The Zika Virus

By Christina Callandrillo

The 2016 Summer Olympics Games were seen as a spark of hope in Rio de Janeiro, potentially shining some light on Brazil’s declining economic situation. Unfortunately, after the World Cup (Brazil, 2014) a virus called “Zika” emerged, affecting 1.5 million people, possibly from Polynesia, says the New York Times. In 1947, during surveillance for yellow fever in the Zika forest of Uganda, the Zika virus was first seen in a captive rhesus monkey. The World Health Organization (WHO) shows that human cases of Zika were not discovered until 1952 in the United Republic of Tanzania. This mosquito-borne Zika virus is currently spreading through Africa, the Americas, Asia, and the Pacific.

Zika is transmitted via the Aedes mosquitoes – a genus of tropical and subtropical zones, which also carry diseases like dengue, chikungunya, and yellow fever – though the WHO has noted possible sexual transmission in two cases. In these two cases, the virus was found in semen even after the symptoms had disappeared. Mosquitoes in general are known to bite in early morning or evening hours, live near stagnant waters, and show their presence during warm months or in some areas year round, such as Florida and Texas. There has been some global expansion of the Zika virus, as more countries are reporting sporadic infections. Increases have been theorized to be due to global rises in temperature, increasing possible habitats for mosquitoes.

Picture courtesy of Vox.com

Potential neurological and autoimmune complications are also arising due to Zika virus contraction. In Brazil, there is fear that contracting  the Zika virus increases the chances for Guillain-Barré syndrome – where antibodies attack its own body’s nerves in an autoimmune reaction – which can cause mild to severe cases, possibly leading to paralysis. Meanwhile in El Salvador, more babies are being born with microcephaly, which could be linked to vertical (mother-to-child) transmission of the disease. Microcephaly is an incomplete brain development and abnormal smallness of the head, commonly linked to drug abuse of the pregnant mother. In this case, BBC has reported scientists finding Zika in amniotic fluid, but research is ongoing. Dr. Bruce Aylward, executive director ad interim of the WHO’s Outbreaks and Health Emergencies cluster, noted that they are trying to rule out other causes, which may take another 6-9 months.

El Salvador is a conservative, religious nation, with over 50% of their population of Roman Catholic association, and women here have been urged to try not to get pregnant until 2018 (not a recommendation by the WHO).

Vanessa Iraheta tells the New York Times, “It’s not up to the government; it’s up to God,” speaking for many women questioning whether their rights are truly present.

This matter has begun involving the Catholic Church and its stance on birth control under certain conditions.
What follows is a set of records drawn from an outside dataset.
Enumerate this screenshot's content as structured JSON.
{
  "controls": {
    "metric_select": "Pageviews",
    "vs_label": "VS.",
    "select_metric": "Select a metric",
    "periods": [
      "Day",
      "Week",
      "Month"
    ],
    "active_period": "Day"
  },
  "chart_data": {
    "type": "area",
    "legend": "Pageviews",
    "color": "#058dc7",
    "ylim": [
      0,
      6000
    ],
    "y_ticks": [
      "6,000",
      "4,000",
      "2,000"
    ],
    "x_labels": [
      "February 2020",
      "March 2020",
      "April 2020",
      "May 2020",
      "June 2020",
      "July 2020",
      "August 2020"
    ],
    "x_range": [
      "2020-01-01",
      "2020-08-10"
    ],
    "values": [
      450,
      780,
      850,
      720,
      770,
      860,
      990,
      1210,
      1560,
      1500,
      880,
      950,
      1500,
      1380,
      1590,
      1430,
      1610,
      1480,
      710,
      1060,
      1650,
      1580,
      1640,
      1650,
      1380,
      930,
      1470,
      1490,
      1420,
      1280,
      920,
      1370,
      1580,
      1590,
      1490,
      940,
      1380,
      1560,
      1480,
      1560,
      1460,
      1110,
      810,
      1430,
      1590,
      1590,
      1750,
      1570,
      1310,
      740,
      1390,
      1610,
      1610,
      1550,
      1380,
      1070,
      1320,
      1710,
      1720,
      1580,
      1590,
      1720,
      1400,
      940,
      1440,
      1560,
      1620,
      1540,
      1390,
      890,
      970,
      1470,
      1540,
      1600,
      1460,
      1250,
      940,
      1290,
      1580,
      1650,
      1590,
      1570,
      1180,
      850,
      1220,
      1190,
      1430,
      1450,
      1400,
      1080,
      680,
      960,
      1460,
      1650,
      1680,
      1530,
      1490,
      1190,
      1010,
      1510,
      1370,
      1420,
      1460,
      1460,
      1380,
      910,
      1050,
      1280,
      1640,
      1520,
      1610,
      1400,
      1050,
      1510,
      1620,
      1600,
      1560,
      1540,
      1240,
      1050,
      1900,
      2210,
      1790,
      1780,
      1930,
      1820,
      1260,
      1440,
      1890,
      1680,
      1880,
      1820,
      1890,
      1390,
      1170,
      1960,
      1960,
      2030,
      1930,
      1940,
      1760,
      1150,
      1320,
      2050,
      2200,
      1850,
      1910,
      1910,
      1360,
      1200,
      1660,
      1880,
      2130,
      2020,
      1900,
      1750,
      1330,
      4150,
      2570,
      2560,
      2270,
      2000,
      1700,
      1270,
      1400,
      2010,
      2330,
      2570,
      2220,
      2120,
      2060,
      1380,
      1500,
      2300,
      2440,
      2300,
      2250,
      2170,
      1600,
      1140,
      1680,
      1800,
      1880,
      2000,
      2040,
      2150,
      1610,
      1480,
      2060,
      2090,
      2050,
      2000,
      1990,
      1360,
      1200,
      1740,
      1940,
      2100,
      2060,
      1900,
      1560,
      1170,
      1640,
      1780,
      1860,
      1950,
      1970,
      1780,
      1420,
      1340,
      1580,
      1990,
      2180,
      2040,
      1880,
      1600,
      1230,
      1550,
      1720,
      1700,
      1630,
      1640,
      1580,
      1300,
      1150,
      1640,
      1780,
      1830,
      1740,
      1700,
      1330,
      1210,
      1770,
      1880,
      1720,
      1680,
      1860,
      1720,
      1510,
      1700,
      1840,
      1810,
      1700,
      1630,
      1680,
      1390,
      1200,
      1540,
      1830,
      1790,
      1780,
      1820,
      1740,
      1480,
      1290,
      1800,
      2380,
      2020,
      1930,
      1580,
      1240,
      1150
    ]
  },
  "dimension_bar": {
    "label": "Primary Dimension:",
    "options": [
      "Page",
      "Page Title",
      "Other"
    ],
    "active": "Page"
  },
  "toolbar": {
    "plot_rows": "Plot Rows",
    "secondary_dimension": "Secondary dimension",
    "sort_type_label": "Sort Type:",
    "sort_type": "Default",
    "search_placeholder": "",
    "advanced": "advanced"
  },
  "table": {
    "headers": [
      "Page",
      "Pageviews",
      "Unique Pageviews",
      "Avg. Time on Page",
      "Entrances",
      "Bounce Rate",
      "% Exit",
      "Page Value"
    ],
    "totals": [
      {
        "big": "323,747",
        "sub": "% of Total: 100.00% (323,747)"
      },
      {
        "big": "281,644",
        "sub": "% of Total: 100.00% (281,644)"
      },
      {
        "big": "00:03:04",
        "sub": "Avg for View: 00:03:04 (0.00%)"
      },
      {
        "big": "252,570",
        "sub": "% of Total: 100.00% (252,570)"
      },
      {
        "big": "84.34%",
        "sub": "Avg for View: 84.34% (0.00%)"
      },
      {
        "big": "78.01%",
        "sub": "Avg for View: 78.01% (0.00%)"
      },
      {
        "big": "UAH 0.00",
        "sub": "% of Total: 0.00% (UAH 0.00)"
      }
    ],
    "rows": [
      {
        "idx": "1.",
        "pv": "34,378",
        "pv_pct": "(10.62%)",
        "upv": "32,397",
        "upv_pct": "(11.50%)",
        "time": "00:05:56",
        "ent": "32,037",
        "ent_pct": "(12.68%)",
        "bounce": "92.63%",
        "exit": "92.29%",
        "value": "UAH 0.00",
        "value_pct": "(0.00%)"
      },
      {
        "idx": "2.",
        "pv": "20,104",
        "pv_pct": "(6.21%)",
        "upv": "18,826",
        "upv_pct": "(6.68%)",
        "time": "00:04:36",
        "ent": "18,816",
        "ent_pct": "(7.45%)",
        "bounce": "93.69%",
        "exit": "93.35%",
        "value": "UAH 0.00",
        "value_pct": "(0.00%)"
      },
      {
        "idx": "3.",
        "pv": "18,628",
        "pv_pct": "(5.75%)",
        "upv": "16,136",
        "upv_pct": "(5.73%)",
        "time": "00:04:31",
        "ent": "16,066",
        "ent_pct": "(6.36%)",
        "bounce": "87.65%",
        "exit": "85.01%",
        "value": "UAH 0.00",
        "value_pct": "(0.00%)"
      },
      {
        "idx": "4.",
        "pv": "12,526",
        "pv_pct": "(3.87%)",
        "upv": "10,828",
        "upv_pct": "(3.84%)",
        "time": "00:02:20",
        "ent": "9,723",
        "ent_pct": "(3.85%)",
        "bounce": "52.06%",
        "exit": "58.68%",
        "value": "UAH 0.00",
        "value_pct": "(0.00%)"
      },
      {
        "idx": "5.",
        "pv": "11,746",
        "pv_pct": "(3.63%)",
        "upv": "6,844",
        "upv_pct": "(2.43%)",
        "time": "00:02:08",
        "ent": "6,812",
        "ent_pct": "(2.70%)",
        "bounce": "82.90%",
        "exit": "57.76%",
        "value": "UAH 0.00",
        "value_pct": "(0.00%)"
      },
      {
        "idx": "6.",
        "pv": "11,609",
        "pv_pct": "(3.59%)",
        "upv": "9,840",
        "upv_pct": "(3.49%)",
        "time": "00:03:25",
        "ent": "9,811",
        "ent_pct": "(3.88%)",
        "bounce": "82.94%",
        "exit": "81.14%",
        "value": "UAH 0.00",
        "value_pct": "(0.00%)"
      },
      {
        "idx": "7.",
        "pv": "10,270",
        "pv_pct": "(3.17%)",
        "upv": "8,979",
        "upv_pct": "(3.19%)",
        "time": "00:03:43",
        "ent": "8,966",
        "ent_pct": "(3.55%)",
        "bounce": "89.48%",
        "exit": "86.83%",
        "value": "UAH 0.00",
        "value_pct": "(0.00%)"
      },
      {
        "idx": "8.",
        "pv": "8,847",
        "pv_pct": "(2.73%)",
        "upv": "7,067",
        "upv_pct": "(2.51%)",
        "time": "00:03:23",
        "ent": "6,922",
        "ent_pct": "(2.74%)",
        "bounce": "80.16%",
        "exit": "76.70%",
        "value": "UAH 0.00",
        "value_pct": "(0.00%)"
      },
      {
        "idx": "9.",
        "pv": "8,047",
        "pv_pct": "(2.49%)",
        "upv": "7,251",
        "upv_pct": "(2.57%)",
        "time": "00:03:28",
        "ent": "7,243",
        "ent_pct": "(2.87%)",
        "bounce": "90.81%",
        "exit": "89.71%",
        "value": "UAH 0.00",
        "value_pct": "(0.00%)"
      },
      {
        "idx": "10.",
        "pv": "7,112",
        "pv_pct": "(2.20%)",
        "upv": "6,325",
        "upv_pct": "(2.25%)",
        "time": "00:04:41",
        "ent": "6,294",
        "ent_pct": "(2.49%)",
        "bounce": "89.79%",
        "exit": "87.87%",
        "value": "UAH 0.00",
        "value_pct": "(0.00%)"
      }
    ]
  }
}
A drastic decision for women in El Salvador to avoid pregnancy depends on other key factors, such as causation and if the epidemic is at its peak.

Thus far, there is no treatment or vaccine available for the Zika virus and the WHO advises prevention from mosquito bites – bug spray, avoiding travelling to countries seeing cases of Zika, and protected sex. Usually-mild symptoms may include fever, skin rashes, conjunctivitis, muscle and joint pain, and malaise or headaches. The Centers for Disease Control and Prevention (CDC) states that only 1 in 5 infected actually become ill, symptoms usually appearing for only 2-7 days, if appearing at all.

As far as the Rio Olympics are concerned, the CDC has advised pregnant or potentially pregnant women to avoid travelling to areas with Zika outbreaks, including Brazil. During the Olympics, Brazil will be in its winter season, which may reduce mosquito prevalence, but if patrons contract the virus and return to their homes in the heat of summer, it can be transmitted throughout many of their countries. Other areas to avoid include Bolivia, Cape Verde, Colombia, Ecuador, El Salvador, French Guiana, Guadeloupe, Guatemala, Guyana, Haití, Honduras, Martinique, Mexico, Panama, Paraguay, Saint Martin, Suriname, Samoa, Venezuela, and Puerto Rico.